Q1. What is the National Nutritious Food Basket?

The National Nutritious Food Basket (NNFB) describes the quantity of approximately 60 foods that represent a nutritious diet for individuals in various age and gender groups. The NNFB is used by stakeholders at the local, provincial and federal level to develop their own food costing protocols and monitor the cost of a nutritious diet in their jurisdiction. It is not intended to prescribe an ideal diet.

Q2. Why did Health Canada revise the 1998 National Nutritious Food Basket?

The 1998 version was revised to incorporate the latest dietary guidance (as contained in Eating Well with Canada's Food Guide and the Dietary Reference Intake reports) and to reflect the most current food consumption data (Canadian Community Health Survey Cycle 2.2, Nutrition, 2004).

Q3. What are the objectives of the 2008 National Nutritious Food Basket?

The objectives of the 2008 National Nutritious Food Basket are to:

  • Assist health and social service agencies to monitor the cost and affordability of a nutritious food basket for various age and sex groups, including pregnant and lactating women;
  • Assist policy and decision makers to formulate sound health, nutrition and social policies;
  • Meet energy and nutrient needs of various age and sex groups; and
  • Include a variety of foods while remaining practical for food price collectors to use (in other words, consisting of a reasonable number of items).

Q4. Which foods are in the 2008 National Nutritious Food Basket?

The 2008 National Nutritious Food Basket consists of the following foods (listed in alphabetical order): apple juice; apples; bananas; baked beans (canned); beef (ground, inside round and steak); bread (white, whole wheat, and buns); broccoli (fresh); cabbage; canola oil; cantaloupe; carrots (fresh); celery; cereals; cheddar cheese; cheese slices; chicken legs; corn (canned); crackers; cucumber; eggs; fish (frozen); grapes; green pepper; ham; iceberg lettuce; lentils (dry); margarine; mayonnaise; milk; mixed vegetables (frozen); mozzarella cheese; mushrooms; oatmeal; onions; orange juice; oranges; pasta; peaches (canned); peanuts; peanut butter; pears (fresh); peas (frozen); pita bread; plain cookies and crackers; pork chops; potatoes; raisins; rice; romaine lettuce; rutabaga/turnip; salad dressing; salmon (canned); strawberries (frozen); string beans (frozen); sweet potatoes; tomatoes (canned and fresh); tuna (canned); vegetable juice; and yogurt.

Q5. Are miscellaneous foods such as baking powder, condiments, spices, tea and sugar included in the basket?

An additional five per cent is added to the energy content and cost of the basket to reflect the consumption and purchasing of miscellaneous foods such as condiments, sugar, jams and sauces.

Q6. How different are the contents of the 2008 National Nutritious Food Basket from the 1998 version?
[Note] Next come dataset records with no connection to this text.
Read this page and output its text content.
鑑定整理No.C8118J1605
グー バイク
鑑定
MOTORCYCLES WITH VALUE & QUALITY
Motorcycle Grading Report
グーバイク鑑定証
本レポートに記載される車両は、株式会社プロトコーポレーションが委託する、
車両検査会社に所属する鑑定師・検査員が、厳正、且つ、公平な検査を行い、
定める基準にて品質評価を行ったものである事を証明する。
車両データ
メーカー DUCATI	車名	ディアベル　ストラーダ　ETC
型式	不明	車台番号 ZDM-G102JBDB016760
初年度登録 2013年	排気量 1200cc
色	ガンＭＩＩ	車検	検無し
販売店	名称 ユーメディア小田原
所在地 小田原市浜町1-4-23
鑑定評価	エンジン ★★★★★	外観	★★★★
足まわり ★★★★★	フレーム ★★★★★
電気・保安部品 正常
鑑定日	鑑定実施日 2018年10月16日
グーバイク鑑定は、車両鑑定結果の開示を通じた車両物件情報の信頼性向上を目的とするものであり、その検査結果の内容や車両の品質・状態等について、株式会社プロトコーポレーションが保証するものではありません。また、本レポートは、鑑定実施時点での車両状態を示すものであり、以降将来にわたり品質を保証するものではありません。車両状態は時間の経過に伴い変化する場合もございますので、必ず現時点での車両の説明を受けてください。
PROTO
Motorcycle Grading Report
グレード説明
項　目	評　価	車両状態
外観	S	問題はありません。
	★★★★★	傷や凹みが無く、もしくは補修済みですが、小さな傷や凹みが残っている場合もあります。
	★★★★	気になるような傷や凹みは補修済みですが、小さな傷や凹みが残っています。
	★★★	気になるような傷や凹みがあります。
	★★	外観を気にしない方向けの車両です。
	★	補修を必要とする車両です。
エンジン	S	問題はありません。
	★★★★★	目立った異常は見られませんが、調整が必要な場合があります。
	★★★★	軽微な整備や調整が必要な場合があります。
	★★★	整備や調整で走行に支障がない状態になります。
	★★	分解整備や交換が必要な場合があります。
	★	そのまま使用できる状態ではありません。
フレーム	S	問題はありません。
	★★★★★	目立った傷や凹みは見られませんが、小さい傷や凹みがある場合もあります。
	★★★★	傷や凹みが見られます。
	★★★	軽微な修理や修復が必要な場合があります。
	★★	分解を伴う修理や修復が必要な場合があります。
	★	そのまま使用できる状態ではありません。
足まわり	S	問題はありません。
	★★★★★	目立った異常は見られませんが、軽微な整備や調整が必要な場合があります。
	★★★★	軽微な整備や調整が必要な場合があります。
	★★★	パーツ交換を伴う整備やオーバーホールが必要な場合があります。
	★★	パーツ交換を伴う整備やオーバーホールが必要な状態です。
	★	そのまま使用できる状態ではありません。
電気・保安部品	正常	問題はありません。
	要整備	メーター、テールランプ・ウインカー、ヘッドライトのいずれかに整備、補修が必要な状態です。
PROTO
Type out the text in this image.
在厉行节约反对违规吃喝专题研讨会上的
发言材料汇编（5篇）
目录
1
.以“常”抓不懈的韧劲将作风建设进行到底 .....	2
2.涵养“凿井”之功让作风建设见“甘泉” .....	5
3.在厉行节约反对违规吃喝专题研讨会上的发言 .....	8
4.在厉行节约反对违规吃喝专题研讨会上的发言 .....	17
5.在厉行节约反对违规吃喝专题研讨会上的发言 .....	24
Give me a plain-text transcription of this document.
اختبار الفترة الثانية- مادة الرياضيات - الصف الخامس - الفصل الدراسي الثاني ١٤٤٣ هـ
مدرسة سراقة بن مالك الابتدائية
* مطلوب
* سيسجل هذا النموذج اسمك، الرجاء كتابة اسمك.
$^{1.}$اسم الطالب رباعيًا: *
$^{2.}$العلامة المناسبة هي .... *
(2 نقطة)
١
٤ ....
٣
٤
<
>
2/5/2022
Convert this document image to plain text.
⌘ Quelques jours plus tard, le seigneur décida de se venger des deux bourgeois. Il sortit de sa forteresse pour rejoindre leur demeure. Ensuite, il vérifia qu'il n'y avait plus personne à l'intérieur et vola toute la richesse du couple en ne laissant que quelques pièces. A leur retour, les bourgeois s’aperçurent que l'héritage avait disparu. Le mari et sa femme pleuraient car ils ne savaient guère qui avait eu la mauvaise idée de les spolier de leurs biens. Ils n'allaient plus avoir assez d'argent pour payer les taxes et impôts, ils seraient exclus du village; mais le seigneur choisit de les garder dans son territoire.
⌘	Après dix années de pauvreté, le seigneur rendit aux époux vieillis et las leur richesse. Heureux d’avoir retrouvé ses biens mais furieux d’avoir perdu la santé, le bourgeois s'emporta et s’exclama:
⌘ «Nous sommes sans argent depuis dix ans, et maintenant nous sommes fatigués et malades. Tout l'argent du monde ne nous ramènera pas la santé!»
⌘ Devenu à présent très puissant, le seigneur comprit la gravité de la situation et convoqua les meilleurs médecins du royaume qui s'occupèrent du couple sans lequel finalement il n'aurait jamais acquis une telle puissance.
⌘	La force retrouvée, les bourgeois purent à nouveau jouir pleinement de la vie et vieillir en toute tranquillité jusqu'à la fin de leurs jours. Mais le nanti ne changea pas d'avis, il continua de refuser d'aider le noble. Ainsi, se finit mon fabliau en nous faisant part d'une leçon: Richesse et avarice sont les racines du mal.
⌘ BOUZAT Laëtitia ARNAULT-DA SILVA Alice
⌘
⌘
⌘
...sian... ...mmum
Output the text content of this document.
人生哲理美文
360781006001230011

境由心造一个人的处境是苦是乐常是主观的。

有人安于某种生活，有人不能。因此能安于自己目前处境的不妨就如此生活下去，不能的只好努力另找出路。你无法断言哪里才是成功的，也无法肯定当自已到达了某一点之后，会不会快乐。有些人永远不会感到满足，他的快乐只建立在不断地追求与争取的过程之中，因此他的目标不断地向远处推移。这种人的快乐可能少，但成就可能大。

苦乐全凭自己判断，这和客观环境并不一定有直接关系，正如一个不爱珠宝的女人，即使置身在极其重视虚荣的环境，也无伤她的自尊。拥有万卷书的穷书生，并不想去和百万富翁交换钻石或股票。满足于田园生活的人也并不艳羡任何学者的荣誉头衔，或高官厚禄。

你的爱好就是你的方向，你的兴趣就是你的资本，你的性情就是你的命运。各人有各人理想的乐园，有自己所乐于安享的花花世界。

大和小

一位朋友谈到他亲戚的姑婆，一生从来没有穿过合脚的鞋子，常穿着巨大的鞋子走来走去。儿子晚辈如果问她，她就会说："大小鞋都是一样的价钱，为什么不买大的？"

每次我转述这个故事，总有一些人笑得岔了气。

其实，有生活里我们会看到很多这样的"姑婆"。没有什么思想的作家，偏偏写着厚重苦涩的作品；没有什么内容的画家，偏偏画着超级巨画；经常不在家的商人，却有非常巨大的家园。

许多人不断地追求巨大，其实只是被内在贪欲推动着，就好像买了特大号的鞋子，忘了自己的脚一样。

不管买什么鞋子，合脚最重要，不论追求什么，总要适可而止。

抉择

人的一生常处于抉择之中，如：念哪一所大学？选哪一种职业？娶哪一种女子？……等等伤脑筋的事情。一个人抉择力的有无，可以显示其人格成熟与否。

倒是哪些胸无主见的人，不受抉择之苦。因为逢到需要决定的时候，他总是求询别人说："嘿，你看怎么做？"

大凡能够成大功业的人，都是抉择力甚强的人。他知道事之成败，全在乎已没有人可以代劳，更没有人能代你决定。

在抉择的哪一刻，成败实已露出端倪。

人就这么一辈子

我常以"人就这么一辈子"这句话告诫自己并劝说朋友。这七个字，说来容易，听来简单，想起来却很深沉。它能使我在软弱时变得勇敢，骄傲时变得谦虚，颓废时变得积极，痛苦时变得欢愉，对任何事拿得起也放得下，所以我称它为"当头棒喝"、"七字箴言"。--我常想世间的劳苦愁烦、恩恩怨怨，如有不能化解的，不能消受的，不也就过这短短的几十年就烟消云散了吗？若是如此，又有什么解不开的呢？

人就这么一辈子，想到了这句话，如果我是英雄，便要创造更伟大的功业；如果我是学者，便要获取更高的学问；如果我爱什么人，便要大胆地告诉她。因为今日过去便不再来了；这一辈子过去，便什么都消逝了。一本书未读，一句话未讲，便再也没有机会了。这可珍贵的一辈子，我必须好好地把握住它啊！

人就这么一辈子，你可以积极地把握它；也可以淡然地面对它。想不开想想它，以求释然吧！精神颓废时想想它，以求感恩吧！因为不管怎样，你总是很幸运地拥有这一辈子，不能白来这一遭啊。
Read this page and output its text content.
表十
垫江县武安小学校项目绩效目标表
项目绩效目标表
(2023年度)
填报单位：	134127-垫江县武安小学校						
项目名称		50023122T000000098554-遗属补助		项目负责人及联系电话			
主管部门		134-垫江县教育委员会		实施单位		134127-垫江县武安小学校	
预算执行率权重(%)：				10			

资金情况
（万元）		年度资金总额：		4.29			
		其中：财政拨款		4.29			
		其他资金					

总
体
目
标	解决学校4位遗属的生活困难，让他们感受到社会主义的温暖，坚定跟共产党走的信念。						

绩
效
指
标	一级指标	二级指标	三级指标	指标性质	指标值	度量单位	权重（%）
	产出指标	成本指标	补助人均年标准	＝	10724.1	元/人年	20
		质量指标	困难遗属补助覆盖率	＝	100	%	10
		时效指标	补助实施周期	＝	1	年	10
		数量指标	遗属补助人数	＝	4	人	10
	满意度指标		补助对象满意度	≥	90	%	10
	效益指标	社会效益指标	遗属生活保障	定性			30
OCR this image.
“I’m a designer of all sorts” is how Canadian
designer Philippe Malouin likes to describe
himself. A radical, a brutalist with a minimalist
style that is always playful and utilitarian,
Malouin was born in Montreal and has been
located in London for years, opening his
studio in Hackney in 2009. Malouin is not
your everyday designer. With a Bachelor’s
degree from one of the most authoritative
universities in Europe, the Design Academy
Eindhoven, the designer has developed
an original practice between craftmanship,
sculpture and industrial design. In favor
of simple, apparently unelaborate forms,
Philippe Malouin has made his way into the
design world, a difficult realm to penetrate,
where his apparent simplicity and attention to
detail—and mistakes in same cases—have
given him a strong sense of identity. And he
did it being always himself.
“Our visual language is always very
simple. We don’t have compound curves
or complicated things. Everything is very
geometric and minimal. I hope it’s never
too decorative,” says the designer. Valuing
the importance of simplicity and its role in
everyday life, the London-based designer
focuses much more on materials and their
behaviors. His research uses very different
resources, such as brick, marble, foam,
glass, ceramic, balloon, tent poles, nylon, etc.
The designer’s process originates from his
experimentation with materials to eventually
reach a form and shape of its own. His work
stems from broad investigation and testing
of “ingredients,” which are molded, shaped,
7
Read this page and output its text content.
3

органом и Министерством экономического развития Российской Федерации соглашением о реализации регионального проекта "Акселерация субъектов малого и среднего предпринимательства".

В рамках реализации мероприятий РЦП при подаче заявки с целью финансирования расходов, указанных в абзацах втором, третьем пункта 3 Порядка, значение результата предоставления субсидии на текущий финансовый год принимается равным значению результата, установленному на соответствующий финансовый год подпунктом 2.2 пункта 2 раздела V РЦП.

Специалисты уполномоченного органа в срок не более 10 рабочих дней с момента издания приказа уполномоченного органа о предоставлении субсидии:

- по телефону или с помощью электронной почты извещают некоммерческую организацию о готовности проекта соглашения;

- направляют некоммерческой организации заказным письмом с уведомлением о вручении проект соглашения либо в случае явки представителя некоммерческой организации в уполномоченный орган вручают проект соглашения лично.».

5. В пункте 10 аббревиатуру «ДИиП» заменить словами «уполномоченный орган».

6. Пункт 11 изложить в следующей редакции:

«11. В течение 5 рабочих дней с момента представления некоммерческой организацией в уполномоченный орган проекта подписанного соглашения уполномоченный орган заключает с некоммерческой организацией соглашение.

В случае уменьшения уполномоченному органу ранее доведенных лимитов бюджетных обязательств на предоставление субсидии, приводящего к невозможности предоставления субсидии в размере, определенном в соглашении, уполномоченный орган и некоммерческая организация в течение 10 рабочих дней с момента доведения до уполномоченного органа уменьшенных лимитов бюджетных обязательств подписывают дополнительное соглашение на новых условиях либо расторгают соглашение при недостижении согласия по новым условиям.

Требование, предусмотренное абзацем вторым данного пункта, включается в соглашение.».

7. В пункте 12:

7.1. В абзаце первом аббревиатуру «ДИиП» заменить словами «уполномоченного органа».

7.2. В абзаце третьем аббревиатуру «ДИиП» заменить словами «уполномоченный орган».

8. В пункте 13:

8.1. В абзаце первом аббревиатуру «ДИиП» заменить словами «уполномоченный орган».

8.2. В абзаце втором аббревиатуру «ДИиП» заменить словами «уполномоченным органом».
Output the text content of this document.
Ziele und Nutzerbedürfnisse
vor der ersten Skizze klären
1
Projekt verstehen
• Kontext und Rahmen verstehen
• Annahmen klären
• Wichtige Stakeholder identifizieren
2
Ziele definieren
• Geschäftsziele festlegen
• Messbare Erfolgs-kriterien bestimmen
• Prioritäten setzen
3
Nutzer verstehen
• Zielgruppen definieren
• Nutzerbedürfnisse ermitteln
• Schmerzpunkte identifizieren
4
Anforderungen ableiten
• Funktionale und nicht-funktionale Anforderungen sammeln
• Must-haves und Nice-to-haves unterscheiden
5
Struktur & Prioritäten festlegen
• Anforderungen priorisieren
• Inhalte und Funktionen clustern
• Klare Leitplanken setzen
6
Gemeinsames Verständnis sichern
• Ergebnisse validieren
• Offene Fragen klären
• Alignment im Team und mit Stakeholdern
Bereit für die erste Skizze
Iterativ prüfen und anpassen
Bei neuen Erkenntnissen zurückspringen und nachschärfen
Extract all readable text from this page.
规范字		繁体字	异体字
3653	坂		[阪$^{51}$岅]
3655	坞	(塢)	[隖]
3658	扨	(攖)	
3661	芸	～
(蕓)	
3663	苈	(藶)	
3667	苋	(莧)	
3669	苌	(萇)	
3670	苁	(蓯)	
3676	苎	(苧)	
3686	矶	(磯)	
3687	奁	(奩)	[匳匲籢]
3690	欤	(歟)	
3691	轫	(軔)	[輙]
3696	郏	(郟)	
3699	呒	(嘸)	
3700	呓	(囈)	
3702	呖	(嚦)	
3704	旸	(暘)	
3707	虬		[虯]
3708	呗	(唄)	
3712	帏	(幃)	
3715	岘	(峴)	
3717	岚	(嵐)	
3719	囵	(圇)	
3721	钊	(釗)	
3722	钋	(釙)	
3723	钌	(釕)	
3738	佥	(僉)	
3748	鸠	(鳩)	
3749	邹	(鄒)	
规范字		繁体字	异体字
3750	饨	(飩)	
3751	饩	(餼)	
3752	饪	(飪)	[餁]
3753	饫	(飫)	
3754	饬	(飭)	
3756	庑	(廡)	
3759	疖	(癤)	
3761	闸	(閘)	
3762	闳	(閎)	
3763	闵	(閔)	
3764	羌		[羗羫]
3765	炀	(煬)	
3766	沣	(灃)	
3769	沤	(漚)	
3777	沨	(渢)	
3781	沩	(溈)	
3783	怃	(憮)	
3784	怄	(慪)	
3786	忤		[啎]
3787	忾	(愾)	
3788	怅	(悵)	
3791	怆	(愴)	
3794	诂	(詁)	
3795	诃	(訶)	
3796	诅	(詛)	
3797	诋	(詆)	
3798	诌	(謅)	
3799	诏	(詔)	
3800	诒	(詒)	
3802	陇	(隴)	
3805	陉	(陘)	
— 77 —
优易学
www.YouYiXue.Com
The differences in content between the 1998 and 2008 National Nutritious Food Basket fall into these 3 categories:

1) New foods added to the basket:

  • Cantaloupe
  • Italian salad dressing
  • Frozen strawberries
  • Mushrooms
  • Peanuts
  • Sweet potatoes
  • Whole wheat pita bread

2) Foods replaced by a substitute/similar item:

  • Canned fruit cocktail (replaced by canned peaches)
  • Dried white beans (replaced by dried lentils)
  • Flakes of corn and wheat squares cereal (replaced by bran flakes with raisin and toasted oat Os cereals)
  • Grapefruit (their popularity was combined with the popularity of oranges)
  • Medium ground beef (replaced by lean ground beef)
  • Stewing beef (replaced by beef roast)

3) Foods no longer included in the basket:

  • Butter
  • Frozen French fries
  • Ice cream
  • Macaroni and cheese dinner, dry mix
  • Wieners

Q7. How were the foods in the 2008 National Nutritious Food Basket chosen?

The foods in the 2008 National Nutritious Food Basket (NNFB) were chosen based on the recommendations in Eating Well with Canada's Food Guide and on the results of the Canadian Community Health Survey Cycle 2.2, Nutrition (CCHS 2.2). The CCHS 2.2 was conducted in 2004 and it provides the most recent information on what Canadians consume. Information from CCHS 2.2 and recommendations in Canada's Food Guide were used to confirm which foods in the 1998 NNFB should continue to be included in the revised basket and which foods needed to be added or removed. Key stakeholders also provided advice and guidance on the selection of foods for the revised basket.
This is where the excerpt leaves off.